If a building and its infrastructure are virtually replicated, it is referred to as a digital twin. This simulates, for example, the ideal operation of an air conditioning system and adjusts the control of the system if it runs inefficiently. A new building in Koblenz demonstrates how this works.

The clients in Koblenz relied on digitalisation right from the construction and commissioning of the new building. Whether it was the shell, plumbing or electrics, all the trades involved were planned digitally and model-based using the Building Information Modeling (BIM) method.

For the commissioning, the experts recorded the actual state and compared it with the planning model. All data is now available via a cloud, even on site. The advantages of this approach are that the current status can be viewed by all parties at any time. This helps to avoid clashes between the components of the various trades and speeds up the construction process. A new administrative building for around 1,350 employees of the capital management company Aachener Grundvermögen has been built on the site of the former State Office for Surveying and Geoinformation in Koblenz.

© TEMA AG

Here, a person is using augmented reality in a technical room with the help of special glasses. This makes it possible, for example, to compare discrepancies between the digital model and the actual situation on the construction site. © TEMA AG | Here, a person is using augmented reality in a technical room with the help of special glasses. This makes it possible, for example, to compare discrepancies between the digital model and the actual situation on the construction site.

The project partner also benefited from the findings of the energyTWIN project. These make it possible to create and update digital building models. However, the methods developed in energyTWIN go one step further: they also include the building technology and its operation. To do this, the researchers, led by RWTH Aachen University, first labelled the technology in a standardised way and then recorded it digitally using sensors. The result is a digital twin of the entire building with its devices, systems and their connectivity.
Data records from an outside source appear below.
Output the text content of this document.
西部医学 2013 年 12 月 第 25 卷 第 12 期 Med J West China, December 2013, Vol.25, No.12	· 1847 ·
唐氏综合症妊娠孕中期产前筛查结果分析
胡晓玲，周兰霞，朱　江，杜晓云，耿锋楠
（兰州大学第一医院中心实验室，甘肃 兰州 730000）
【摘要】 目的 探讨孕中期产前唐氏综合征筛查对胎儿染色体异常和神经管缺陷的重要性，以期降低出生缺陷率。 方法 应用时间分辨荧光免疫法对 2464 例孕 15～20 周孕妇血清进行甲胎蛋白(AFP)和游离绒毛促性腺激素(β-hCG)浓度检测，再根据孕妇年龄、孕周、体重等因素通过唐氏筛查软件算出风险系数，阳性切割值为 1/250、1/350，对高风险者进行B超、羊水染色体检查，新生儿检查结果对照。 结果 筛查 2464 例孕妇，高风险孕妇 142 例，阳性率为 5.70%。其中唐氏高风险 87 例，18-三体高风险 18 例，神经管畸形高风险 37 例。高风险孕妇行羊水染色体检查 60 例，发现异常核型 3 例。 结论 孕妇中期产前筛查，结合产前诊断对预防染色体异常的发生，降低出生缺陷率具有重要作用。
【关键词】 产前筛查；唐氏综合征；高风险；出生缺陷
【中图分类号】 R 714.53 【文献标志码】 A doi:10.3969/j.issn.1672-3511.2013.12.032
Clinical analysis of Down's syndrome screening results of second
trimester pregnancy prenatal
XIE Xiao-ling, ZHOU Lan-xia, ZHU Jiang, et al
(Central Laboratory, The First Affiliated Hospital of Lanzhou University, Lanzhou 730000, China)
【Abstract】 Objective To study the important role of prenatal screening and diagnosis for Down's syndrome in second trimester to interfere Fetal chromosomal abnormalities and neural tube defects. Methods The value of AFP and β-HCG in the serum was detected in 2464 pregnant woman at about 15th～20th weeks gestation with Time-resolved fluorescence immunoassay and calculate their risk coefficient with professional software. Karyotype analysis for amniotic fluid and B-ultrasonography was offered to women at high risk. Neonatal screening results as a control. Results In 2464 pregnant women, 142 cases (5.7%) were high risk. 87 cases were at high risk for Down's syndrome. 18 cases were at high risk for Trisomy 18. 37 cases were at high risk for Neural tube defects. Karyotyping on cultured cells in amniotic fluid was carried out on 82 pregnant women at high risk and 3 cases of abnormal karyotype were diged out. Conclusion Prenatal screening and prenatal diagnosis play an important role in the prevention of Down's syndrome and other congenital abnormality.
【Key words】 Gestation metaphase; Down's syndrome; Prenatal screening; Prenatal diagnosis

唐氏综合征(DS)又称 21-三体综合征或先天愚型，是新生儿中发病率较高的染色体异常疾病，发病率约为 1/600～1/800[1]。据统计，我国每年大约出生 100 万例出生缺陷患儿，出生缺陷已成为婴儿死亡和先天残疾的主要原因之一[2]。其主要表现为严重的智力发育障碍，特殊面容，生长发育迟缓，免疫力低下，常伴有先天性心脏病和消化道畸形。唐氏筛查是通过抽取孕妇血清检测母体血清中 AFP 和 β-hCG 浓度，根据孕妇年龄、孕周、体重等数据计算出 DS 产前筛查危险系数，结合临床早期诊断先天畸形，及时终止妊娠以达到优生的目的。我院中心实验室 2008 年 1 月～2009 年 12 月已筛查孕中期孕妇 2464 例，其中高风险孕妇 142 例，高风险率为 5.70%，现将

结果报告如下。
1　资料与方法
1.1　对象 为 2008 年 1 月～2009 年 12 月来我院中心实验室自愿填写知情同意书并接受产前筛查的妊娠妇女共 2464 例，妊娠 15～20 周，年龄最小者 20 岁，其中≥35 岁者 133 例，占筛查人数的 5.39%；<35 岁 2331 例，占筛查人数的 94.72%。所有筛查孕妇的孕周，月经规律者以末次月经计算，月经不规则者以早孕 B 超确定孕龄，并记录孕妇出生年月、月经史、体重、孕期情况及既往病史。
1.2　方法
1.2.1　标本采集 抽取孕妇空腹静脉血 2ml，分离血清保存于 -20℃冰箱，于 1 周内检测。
Current data and information from the systems are continuously fed into the cloud. The building operates twice: once in the real building and once in the virtual version.

Software can compare and synchronise operating conditions

This type of digital link optimises ongoing operations by continuously and automatically comparing actual and target operating states. As a result, the facilities and systems, such as air conditioning, heating or lighting, work more efficiently and cost-effectively – and contribute to climate protection and sustainability. Their use makes particular sense in larger properties with complex technical building equipment. These can be production plants, hospitals or office buildings.

In addition, a digital twin can simulate changes in the system. This is the case, for example, when a building is to serve as an energy source or storage facility. Complex control systems are often used for this. The linkage of the virtual and real world provides support during planning, commissioning and operation.

AI for facility managers and equipment manufacturers

Facility managers and technicians benefit from the use of artificial intelligence: the more transparent processes and systems are, the better AI can understand the building and its interrelationships and optimise processes. Malfunctions are directly identified by the digital coupling and can be remedied. ‘If problems occur with the systems, the provider is automatically digitally informed. They can promptly send a customer service technician who, for example, has the right spare part with them. If faults are detected early, costs can be saved, including those of consequential damage,’ explains Professor Joachim Seifert from the TU Dresden and TU Berlin. He heads the DZWI project. Here, too, the focus is on the topic of digital twins, but the main emphasis is on the benefits for device manufacturers and energy suppliers.

The aim of the DZWI is to enable manufacturers to monitor and optimise the devices they sell, such as heat pumps or fuel cell heating systems, throughout their entire product life cycle. In addition, the digital twin makes it possible to integrate many other product groups. ‘A platform is being created that also has an inter-face to the energy supplier. This creates added value for all parties involved: energy suppliers can plan more proactively and thus, for example, make better use of the low-voltage grid. Device manufacturers are given the opportunity to continuously optimise their systems,’ says Seifert.

Digital twins are not only used in buildings. There are many other areas of application in the energy sector, such as fault diagnosis and prediction in power grids and in grid management, maintenance planning and power optimisation in power plants, or process optimisation and product development in industry.